Kayla Koenecke, a senior from Delano, has now played in -- and won -- regional and national championships every year. She’ll be trying for her fourth while the Golden Bears will be striving for their seventh. I asked he if she could ever envision Concordia losing in this Central Regional final. “No, I can’t ever envision that,” she said. “We enjoyed every point, because four years is too short, and you never know when you might have your last game together.”


The biggest adjustment UMD’s men have to make on the hockey rink is to adjust to the new rivalries of the NCHC. This weekend, for example, UMD welcomes Western Michigan to AMSOIL Arena for a conference series. Last weekend, it was St. Cloud State, a familiar rival from WCHA days. But in the WCHA, Minnesota was always UMD’s biggest rival, and St.
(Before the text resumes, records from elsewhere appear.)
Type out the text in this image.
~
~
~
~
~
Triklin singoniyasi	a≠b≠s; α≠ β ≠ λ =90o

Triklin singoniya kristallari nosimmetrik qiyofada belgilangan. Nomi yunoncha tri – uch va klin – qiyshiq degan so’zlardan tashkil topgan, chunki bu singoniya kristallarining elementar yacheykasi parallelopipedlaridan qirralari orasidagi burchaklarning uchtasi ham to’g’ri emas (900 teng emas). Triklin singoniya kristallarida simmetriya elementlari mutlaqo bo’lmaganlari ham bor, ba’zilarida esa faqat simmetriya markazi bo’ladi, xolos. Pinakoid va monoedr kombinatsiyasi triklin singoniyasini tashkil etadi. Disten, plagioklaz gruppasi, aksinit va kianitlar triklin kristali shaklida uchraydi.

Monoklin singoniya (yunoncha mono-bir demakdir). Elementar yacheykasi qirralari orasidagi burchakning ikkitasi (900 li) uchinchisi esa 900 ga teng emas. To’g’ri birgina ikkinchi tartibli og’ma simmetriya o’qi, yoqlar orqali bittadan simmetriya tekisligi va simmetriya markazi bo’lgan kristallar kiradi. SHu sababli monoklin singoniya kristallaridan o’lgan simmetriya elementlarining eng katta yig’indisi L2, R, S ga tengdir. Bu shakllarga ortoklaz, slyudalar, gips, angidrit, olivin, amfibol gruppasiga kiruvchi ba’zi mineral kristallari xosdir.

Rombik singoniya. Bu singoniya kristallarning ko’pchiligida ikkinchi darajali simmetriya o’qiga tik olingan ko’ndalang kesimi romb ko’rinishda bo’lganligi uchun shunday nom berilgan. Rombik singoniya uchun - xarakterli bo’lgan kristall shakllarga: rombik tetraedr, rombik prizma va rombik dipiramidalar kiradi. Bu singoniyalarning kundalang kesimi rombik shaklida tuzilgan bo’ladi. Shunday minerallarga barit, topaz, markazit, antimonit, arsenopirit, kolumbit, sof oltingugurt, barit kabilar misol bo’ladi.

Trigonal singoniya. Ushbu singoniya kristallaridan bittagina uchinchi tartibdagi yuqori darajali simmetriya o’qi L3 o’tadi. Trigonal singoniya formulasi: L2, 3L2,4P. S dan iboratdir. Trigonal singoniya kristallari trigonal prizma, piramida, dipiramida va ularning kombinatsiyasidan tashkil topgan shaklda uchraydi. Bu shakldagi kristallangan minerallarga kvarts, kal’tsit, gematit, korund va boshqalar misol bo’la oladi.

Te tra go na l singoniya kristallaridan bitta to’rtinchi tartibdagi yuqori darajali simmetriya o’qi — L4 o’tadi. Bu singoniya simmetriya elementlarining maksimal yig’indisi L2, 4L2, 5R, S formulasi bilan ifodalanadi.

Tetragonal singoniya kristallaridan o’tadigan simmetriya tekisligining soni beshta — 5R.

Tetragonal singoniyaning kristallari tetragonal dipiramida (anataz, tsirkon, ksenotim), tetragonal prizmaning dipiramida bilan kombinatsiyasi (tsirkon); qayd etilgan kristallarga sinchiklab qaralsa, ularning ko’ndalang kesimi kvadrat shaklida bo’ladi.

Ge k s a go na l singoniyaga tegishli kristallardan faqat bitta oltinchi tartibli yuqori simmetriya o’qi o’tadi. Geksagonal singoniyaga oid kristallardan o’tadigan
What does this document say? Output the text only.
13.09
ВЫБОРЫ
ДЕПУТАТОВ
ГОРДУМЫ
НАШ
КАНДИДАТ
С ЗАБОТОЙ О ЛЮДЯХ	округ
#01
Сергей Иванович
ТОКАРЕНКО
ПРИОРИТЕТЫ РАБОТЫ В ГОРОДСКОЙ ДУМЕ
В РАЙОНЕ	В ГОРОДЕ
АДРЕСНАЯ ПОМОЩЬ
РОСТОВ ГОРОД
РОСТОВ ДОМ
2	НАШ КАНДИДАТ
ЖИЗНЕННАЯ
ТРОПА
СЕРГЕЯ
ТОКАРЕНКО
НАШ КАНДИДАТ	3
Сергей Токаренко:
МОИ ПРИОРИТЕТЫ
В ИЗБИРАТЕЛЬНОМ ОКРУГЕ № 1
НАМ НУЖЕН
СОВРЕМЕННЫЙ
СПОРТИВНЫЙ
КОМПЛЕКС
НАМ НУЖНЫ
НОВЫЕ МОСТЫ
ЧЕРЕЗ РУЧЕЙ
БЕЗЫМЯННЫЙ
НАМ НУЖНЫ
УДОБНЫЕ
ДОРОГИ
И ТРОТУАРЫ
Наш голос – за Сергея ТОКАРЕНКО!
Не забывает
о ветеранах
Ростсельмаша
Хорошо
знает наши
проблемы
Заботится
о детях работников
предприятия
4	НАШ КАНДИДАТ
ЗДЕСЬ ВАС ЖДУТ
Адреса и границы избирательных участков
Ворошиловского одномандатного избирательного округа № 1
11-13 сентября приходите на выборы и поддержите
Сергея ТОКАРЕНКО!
Cloud State’s, too.
Now the Bulldogs and Huskies are each other’s prime in-state rival, because both are in the new NCHC. Last weekend’s series was typically close, because each team had the upper hand in one of the games but not the other.
The problem was that while UMD outplayed St. Cloud State the first night, outshooting the Huskies 15-4 in the first period and 38-18 for the game, the Huskies got a lucky goal when Kalle Kossila came up the left side and flung the puck across the slot to the far, right corner. The flip hit Tim Smith’s glove, made a 30-degree change of direction, and fooled a helpless Matt McNeely to catch the far corner for a 2-2 tie. It stayed that way until former Blaine star Jonny Brodzinski got loose with five minutes left and drilled a sniper’s shot into the upper right corner. Brodzinski added an empty net goal for a 4-2 victory.
“I’ve been in this game for 27, 28, 29 years, and I don’t think I ever saw robbery like that,” said Huskies coach Bob Motzko. “Our goalie [Ryan Fragher] played well and we hung around until we played better in the third. But we played so poorly, thank god we play tomorrow night.”
“Tomorrow” came and the Huskies spanked UMD, which couldn’t match their first-game verve, in a 5-1 blowout. It was a reversal for the Bulldogs, who had been stuck in a rut of playing spotty the first game and then a strong second game, but they played well enough to get a split, and being swept at home could come back to haunt them in the standings.